Уф на миг прищурился. Он знает, подумал я.

– Нет никакого другого, – твердо сказал он. – Только два. Один у герцога, второй у охраны.

– Есть еще один, – возразил я и мягко положил руку ему на плечо. – Всё в порядке. Тебя не накажут. – Я повернулся к герцогу, чтобы тот подтвердил. – Прошу, скажи нам.

Уф покачал головой.

– Если и есть другой ключ, охрана не делится с таким мужланом, как я. Они меня псом кличут.

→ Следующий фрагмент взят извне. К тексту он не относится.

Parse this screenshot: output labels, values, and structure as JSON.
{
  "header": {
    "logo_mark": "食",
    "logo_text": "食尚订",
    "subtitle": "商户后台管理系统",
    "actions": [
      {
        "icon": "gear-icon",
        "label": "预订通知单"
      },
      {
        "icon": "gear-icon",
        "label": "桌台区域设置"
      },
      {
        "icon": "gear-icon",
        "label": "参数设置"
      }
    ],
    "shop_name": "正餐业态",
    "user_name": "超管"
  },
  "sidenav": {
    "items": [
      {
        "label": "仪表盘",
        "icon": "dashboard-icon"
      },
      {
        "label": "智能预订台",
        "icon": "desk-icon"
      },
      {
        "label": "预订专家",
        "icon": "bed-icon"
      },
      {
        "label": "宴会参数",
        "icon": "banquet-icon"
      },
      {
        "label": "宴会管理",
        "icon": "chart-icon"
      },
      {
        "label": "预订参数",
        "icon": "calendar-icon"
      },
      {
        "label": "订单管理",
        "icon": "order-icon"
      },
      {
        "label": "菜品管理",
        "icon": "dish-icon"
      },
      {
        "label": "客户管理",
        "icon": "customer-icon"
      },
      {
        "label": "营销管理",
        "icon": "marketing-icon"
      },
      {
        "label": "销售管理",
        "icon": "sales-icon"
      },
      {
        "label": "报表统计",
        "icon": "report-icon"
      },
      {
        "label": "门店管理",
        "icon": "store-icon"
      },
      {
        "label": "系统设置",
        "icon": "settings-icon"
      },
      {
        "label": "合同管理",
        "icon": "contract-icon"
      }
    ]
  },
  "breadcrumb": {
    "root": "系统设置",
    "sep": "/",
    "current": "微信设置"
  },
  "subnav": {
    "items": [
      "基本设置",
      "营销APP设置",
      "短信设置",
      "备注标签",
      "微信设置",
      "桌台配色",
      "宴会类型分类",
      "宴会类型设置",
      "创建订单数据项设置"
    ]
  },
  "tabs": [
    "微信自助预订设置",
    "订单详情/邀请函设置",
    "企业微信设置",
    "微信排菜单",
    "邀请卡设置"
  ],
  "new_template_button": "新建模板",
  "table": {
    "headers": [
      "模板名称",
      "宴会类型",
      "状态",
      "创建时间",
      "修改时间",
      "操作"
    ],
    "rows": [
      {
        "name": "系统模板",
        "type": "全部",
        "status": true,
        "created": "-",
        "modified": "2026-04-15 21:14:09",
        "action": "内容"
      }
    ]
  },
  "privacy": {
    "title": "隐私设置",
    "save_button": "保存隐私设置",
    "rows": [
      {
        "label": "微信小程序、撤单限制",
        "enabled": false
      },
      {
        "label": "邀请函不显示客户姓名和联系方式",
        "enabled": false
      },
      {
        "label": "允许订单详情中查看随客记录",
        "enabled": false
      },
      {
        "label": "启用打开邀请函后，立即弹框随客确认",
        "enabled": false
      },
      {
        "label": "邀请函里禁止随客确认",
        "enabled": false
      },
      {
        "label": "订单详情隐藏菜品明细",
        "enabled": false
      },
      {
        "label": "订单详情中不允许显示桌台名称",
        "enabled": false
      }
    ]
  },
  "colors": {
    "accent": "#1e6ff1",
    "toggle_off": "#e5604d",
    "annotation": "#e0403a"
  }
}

– Но даже псы всё замечают, – сказал я. – А некоторые специально вынюхивают на случай, если им что-то понадобится.

Уф поглядел на герцога.

– Нет. Псы сидят в углу и помалкивают. Если пес встанет, хозяин его пнет ногой. Встанет еще раз – хозяин его прикончит.

– Этого не случится, – твердо произнес я. – Я не позволю.

– Иногда пес решает, что лучше сдохнуть, – продолжил Уф. – Такому псу все равно, что потом случится с хозяином.

– Это не ради него, ради Томмера. Мальчишки… Его держат взаперти на нижнем этаже темницы.

Лицо Уфа смягчилось.

– Там не место мальчишке. Там слишком… уродливо.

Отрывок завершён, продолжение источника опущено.